Generally I must say that it was quite pleasant process, especially in stark contrast to the fiancé Process. You begin by booking your appointment online, again, I stress that this is when you transfer from a fiancé to FLR (M) whilst the applicant is still in the country. This doesn’t apply to those applicants applying from outside the country. You can do this at this website. At this stage, you will also be directed to the form that you will need to print for your application.

https://www.gov.uk/ukvi-premium-service-centres/overview

The process is fairly easy to follow. Bear in mind, that the appointments are booked six weeks in advance, so plan wisely.
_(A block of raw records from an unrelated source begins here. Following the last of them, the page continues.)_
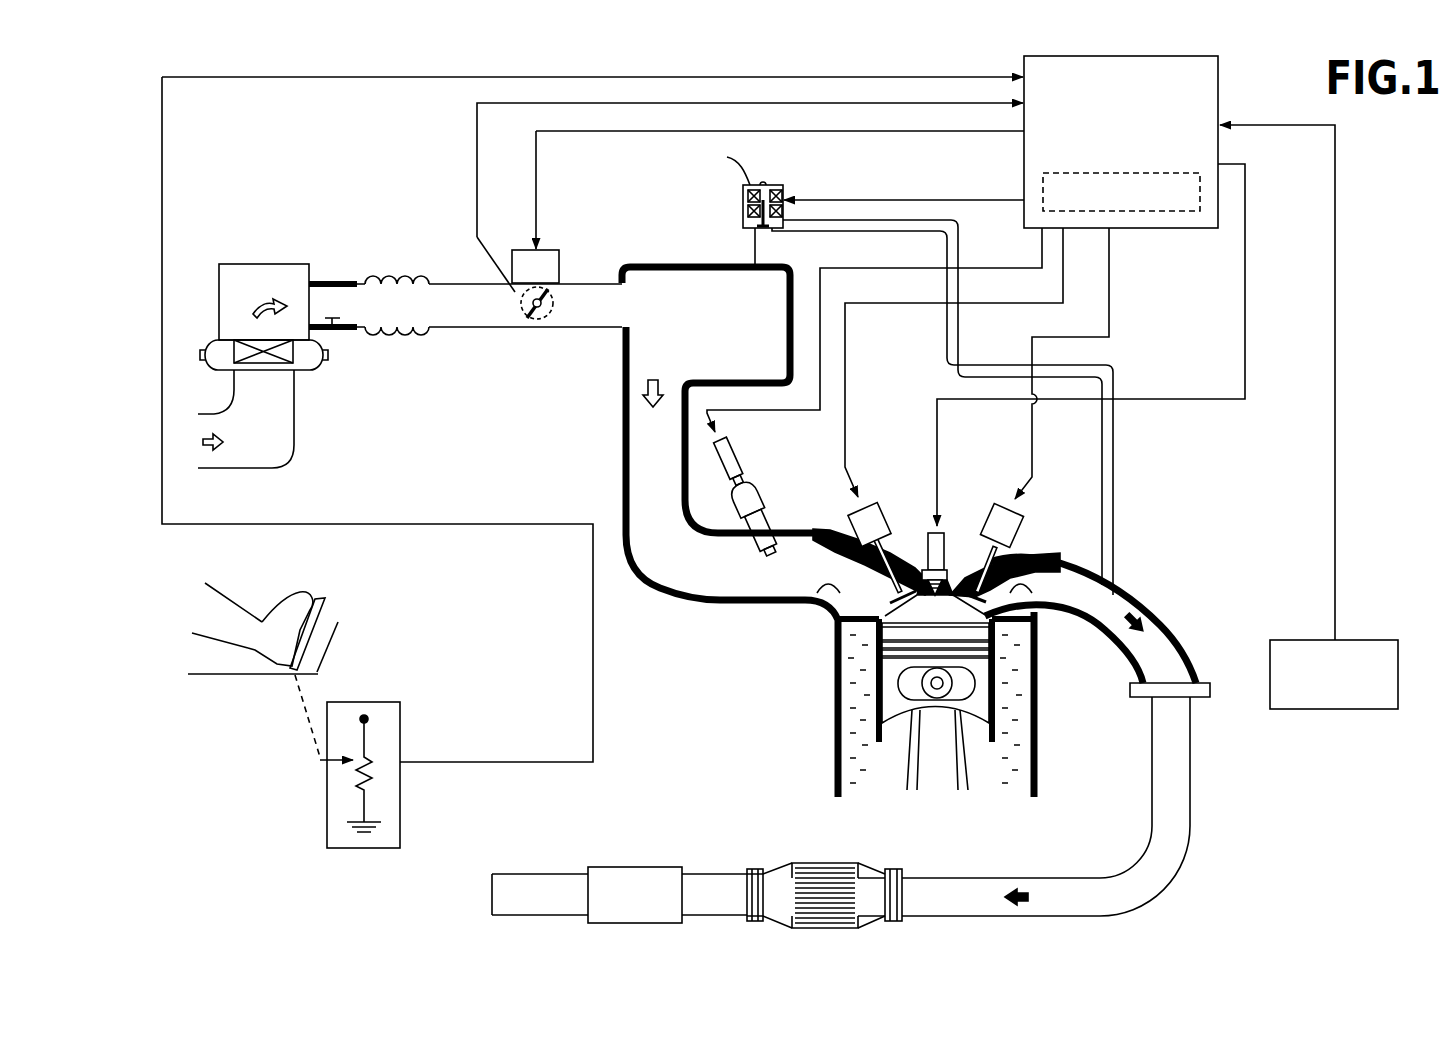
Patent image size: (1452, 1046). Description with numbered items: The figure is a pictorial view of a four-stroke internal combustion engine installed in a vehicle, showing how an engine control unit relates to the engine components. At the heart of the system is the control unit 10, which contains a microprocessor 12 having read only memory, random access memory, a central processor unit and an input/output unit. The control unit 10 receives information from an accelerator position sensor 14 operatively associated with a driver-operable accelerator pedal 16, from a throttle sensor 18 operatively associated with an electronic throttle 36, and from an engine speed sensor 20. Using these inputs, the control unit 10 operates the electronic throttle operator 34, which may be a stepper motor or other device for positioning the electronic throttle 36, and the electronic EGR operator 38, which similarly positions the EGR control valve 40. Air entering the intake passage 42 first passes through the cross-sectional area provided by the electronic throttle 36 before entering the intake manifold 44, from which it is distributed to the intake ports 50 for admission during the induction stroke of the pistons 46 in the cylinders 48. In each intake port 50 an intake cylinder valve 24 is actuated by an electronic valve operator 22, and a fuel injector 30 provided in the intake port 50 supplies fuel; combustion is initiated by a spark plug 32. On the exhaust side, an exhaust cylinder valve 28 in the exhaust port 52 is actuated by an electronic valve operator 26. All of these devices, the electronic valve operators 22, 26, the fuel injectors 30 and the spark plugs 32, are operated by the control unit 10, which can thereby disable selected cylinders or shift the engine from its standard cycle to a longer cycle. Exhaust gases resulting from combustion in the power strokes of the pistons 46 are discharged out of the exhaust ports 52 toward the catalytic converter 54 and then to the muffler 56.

The control unit 10 is at (1219, 100).
The microprocessor 12 is at (1135, 211).
The accelerator position sensor 14 is at (358, 702).
The accelerator pedal 16 is at (327, 610).
The throttle sensor 18 is at (546, 322).
The engine speed sensor 20 is at (1340, 709).
The electronic valve operators 22 is at (850, 517).
The intake cylinder valves 24 is at (907, 565).
The electronic valve operators 26 is at (1017, 532).
The exhaust cylinder valves 28 is at (990, 588).
The fuel injectors 30 is at (727, 507).
The spark plugs 32 is at (950, 527).
The electronic throttle operator 34 is at (518, 258).
The electronic throttle 36 is at (528, 312).
The electronic EGR operator 38 is at (785, 186).
The EGR control valve 40 is at (742, 228).
The intake passage 42 is at (467, 288).
The intake manifold 44 is at (651, 574).
The pistons 46 is at (893, 697).
The cylinders 48 is at (975, 697).
The intake ports 50 is at (813, 594).
The exhaust ports 52 is at (1042, 610).
The catalytic converter 54 is at (838, 862).
The muffler 56 is at (618, 866).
Having said that, we booked ours about five and a half weeks in advance, Croydon seemed to be the only office with such availability. I have heard that the booking process used to be difficult and appointments hard to come by, but that seems to be sorting itself out now and we didn’t have any trouble finding plenty for when we needed. You create an account to book, at which point you also select which category you will be applying under. After doing so, you are then directed to a payment screen where you make your payment. The fee will be £1001.00 for a single applicant with do dependants for FLR (M). Once you have paid, I recommend printing your payment page and then your appointment page that will follow once your booking is confirmed. Keep them safe and take them with you on the day. Both are very important.

As is the case with the fiancé visa as well as many others, you must make a copy of everything, sort them into categories and head them with a separate piece of paper that separates the difference parts of your supporting documents. Proof of Financial income, Wedding Evidence etc. Photocopy your photos and wedding certificate too! We got most ours back thankfully, but it was obvious they had been looked at. We put our photos in sandwich bags, separate for originals and copies. We also put both our passports and marriage certificate in another so 3 all in all.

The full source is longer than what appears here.